Here’s how the company performed for the quarter compared to average estimates compiled by LSEG:
Loss per share: 99 cents adjusted, 92 cents expected Lost earnings: $874 million, $990 million expected
Rivian said it now expects adjusted earnings before interest, taxes, depreciation and amortization to be a loss of $2.83 billion to $2.88 billion. This compares with prior guidance of a loss of approximately $2.7 billion.
But Rivian on Thursday reaffirmed its plan to achieve “moderately positive gross margins” in the fourth quarter of this year, a move that is being closely watched by Wall Street.
Rivian CEO RJ Scaringe told CNBC’s Phil LeBeau on Thursday that “our core focus is to drive toward increased profitability.” “As we look to the fourth quarter, we will continue to guide our gross margin improvement.”
The company reported negative third-quarter gross profit of $392 million. This compares to a loss of $477 million in the same period last year.
Stock prices of electric car companies Rivian, Lucid, and Tesla in 2024.
Rivian stock rose about 2% in after-hours trading Thursday after initially falling. Shares closed Thursday at $10.05, up 3.5%.
Tom Narayan, an analyst at RBC Capital Markets, said the company’s ability to maintain its gross profit target should benefit the stock. “We thought there was a possibility that the target could be withdrawn. Based on that, the stock price could rise.” He said this in a note to investors on Thursday.
The company’s net loss narrowed to $1.1 billion year over year from $1.37 billion in the third quarter of 2023. The company’s revenue, which included $8 million in regulatory credit sales, was down 34.6% year-over-year due to supplier disruptions. company production.

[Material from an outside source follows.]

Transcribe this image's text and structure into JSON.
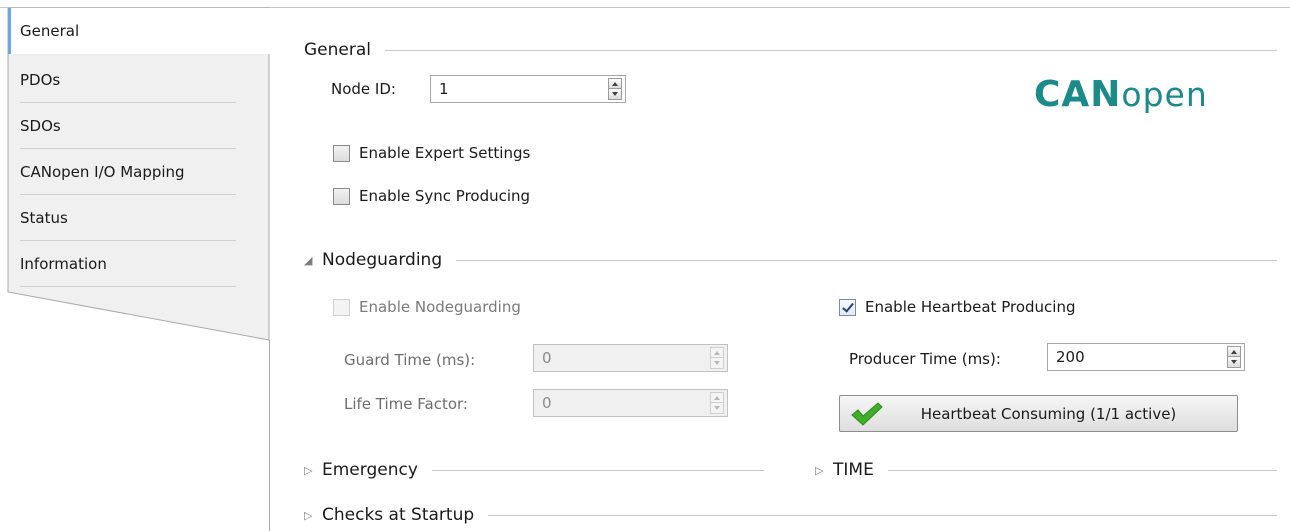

“This has been a tough quarter for us,” Scaringe told investors Thursday regarding supplier issues. “We see this as a short-term issue.”
Last month, Rivian lowered its annual production forecast from 57,000 to 47,000 to 49,000 vehicles due to the disruption. That range was reaffirmed Thursday.
The supplier disruption comes as the automaker prepares to launch its second-generation R1 car. The redesign for the 2025 model year includes significant changes to the vehicle’s internal components.
Separate from its third-quarter results, Rivian on Thursday announced a “significant strategic partnership” with LG Energy Solutions, which will supply U.S.-manufactured battery cells for the company’s next R2 vehicle in 2026.